Excited Delirium – An unsatisfactory diagnosis

“Excited Delirium” (ED) is a medical condition more likely to be diagnosed by law enforcement agencies than by medical personnel.

It is a title accepted by many forensic pathologists, becoming the most common diagnosis on the death certificates of individuals dying in custody after being Tasered. In spite of this, it has yet to be an accepted diagnosis for psychiatrists, and remains controversial in medical circles. Nevertheless a professional association of Emergency Physicians in the United States has thrown its support behind the diagnosis. It is these physicians who are most likely to encounter the condition, on referral from police.

Why is the diagnosis of Excited Delirium controversial?

A diagnosis should take into account factors such as:

  • The underlying pathological process such as inflammation, cancerous proliferation, or injury.
  • The specific anatomical site
  • The probable aetiological agent or condition such as a particular infecting organism, or a chromosomal abnormality..
  • A particular body state, such as obesity, hypertension or coma.
  • An organ or system failure

 Excited delirium is a descriptive name not fulfilling such criteria

It has two aspects not specific to any one medical complaint.

  1. Delirium is a non-specific clinical feature of many illness including febrile states, psychiatric ailments and drug and alcohol induced intoxication. Consciousness is clouded; there may be involuntary movements, hallucinations, incoherent speech, and pyrexia with profuse sweating and rapid pulse.
  2. The word “excited” adds a connotation of agitation, hyperactivity, aggression, increased strength and increased pain tolerance, to the clinical picture.

 

In the same way that terminal uraemic coma supervenes in renal failure, Excited Delirium can evolve from a less serious state of a drug or chemical intoxication, or extreme hyperactivity in manic psychiatric illnesses. Attempts to restrain patients physically, or with capsicum spray and Tasers are likely to be counter-productive and to precipitate such a transition.
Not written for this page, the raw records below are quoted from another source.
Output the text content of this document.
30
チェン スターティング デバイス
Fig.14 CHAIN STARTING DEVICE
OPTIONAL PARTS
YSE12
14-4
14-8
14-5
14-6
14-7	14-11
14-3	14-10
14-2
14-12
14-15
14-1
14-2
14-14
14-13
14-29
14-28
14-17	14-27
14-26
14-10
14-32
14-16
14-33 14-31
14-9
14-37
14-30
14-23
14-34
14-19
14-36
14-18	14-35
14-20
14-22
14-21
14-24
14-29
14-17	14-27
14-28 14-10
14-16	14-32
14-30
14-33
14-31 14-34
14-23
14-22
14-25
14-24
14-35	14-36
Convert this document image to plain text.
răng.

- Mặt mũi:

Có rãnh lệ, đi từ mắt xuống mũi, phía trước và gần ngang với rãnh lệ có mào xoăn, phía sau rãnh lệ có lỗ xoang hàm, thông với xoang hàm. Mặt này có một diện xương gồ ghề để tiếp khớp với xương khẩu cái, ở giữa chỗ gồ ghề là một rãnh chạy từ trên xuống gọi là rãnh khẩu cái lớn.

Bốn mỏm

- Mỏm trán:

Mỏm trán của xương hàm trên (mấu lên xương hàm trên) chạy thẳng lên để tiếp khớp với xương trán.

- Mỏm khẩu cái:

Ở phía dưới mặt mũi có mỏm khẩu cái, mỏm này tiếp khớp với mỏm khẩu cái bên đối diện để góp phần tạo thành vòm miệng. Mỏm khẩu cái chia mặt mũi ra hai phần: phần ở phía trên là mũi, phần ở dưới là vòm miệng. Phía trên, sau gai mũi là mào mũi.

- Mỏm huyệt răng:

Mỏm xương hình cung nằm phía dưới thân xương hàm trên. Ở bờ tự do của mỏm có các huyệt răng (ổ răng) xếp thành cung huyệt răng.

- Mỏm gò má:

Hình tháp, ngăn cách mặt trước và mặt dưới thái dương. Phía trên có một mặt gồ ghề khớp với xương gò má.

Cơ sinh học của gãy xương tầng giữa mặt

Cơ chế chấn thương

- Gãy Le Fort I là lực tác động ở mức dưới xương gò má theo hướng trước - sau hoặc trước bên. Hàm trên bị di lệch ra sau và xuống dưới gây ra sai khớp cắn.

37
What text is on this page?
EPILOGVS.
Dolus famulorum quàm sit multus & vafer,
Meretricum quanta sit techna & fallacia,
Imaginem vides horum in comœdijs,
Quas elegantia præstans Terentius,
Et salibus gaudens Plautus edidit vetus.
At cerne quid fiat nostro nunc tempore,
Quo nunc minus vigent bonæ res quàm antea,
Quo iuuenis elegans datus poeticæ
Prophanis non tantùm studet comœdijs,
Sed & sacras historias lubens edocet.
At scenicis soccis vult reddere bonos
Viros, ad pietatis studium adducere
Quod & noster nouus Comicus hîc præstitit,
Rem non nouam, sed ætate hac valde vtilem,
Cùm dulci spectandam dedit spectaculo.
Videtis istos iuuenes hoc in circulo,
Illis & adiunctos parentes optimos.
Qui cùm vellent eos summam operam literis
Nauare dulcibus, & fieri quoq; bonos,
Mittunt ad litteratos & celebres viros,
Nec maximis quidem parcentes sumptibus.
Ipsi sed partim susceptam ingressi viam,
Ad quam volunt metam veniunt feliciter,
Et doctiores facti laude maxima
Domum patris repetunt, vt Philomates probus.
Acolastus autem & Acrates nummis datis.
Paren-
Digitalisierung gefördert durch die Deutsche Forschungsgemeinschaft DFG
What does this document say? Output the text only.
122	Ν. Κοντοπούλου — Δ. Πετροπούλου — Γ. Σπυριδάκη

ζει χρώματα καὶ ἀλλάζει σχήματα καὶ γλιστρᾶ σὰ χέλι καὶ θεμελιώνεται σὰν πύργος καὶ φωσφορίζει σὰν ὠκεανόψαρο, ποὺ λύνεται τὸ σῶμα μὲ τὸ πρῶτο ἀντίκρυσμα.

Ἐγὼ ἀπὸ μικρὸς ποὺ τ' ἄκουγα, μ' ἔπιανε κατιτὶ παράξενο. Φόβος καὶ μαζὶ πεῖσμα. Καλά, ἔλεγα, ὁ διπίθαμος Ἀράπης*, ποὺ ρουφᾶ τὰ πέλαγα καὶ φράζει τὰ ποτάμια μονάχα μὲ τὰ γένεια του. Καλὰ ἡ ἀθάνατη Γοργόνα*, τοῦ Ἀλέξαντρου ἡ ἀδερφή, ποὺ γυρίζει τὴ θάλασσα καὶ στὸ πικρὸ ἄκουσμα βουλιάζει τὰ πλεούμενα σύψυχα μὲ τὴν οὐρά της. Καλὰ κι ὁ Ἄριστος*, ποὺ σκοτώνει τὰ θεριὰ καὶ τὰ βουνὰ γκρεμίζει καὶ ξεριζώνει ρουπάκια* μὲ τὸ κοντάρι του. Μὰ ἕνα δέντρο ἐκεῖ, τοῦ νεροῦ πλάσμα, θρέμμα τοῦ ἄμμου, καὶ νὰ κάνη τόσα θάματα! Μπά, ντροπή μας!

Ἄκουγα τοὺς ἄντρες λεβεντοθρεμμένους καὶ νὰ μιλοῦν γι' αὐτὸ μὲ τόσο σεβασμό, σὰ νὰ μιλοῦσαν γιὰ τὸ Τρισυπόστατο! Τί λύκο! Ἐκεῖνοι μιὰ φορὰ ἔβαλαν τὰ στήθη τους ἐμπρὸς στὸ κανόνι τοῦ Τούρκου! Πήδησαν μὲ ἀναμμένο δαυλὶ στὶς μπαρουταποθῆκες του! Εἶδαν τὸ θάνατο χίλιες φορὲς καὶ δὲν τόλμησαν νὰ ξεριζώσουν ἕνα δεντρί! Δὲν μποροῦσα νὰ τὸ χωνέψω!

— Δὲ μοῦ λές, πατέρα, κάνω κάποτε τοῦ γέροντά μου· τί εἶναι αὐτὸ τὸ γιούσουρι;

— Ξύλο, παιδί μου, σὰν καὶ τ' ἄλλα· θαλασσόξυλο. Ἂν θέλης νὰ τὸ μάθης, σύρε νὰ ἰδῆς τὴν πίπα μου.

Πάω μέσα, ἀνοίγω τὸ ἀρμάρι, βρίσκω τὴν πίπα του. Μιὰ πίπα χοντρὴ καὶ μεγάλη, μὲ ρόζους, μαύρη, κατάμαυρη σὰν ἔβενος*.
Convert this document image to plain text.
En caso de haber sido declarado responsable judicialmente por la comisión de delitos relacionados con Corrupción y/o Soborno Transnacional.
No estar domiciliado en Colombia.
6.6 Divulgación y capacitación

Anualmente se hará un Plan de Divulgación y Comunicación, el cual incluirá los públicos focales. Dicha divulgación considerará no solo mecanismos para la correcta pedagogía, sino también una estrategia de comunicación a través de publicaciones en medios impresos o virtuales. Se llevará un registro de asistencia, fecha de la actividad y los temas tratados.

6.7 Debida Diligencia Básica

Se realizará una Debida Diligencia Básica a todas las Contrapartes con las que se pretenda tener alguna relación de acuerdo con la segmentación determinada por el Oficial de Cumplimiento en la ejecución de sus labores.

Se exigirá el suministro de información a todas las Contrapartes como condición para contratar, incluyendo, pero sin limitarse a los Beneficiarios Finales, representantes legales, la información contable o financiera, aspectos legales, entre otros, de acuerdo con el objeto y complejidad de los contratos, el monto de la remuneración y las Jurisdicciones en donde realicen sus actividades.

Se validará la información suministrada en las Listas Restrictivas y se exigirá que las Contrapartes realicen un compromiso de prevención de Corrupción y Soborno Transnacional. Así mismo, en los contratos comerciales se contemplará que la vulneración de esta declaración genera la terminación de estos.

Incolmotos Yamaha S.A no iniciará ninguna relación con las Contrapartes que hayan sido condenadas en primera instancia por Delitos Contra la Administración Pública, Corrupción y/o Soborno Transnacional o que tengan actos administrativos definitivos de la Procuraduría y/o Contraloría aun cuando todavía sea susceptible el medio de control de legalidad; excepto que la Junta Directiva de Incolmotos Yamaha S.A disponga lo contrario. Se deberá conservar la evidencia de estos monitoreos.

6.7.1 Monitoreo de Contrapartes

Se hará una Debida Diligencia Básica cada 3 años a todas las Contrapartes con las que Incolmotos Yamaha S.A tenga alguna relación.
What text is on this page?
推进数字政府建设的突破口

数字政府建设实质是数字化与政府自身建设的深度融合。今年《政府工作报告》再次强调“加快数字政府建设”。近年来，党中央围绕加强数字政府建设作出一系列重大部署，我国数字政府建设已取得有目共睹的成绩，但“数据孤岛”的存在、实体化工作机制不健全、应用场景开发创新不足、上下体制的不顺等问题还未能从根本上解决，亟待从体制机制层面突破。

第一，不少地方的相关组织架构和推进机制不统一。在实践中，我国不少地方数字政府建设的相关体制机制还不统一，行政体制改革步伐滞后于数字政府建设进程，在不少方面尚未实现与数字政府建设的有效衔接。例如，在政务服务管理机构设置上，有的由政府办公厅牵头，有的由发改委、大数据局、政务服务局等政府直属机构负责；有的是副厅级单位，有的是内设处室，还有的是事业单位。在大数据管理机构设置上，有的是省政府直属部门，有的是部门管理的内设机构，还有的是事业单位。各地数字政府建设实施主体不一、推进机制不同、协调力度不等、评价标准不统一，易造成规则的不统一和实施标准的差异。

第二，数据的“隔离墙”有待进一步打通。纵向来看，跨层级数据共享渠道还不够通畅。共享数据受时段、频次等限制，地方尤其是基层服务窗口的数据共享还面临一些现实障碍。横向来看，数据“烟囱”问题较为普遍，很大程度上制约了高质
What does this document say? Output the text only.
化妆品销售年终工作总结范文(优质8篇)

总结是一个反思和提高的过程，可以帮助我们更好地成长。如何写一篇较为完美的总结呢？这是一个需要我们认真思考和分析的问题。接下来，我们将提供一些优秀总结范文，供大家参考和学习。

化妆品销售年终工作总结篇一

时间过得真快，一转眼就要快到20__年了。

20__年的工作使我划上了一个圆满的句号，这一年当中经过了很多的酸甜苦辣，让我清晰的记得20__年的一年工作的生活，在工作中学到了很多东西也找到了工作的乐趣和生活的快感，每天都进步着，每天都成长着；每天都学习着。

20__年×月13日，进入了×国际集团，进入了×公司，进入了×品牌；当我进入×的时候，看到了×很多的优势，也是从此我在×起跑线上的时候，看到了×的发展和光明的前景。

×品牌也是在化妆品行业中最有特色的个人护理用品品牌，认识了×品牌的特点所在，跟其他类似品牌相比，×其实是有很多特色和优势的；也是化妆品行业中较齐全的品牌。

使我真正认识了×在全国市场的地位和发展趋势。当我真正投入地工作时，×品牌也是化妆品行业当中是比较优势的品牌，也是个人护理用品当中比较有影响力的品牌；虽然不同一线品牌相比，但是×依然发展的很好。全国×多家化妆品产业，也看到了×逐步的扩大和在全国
A diagnosis of Excited Delirium is often made by a process of exclusion of other causes at autopsy. The absence of any structural pathology suggests that death is due to fatal physiological changes such as extreme tachycardia (rapid heart rate) leading to circulatory failure, respiratory compromise, and a dangerously high body temperature. These finding suggest excessive stimulation, and hyperactivity of, the autonomic nervous system. Such changes are no longer apparent after death on autopsy examination.

In 2008 the Minister of Justice for Novo Scotia, Cecil P. Clarke, appointed an expert panel to review the use of conducted energy devices (CED) by law enforcement agencies.

http://gov.ns.ca/just/public_safety/_docs/Excited%20Delirium%20Report.pdf

This enquiry was detailed, the recommendations well-considered, and relevant to our Australian experiences. It merits detailed study in its entirety, but this post focuses on the use of the term “Excited Delirium”, a term better replaced by “Autonomic Hyper-arousal State” (AHS), as suggested by the expert panel.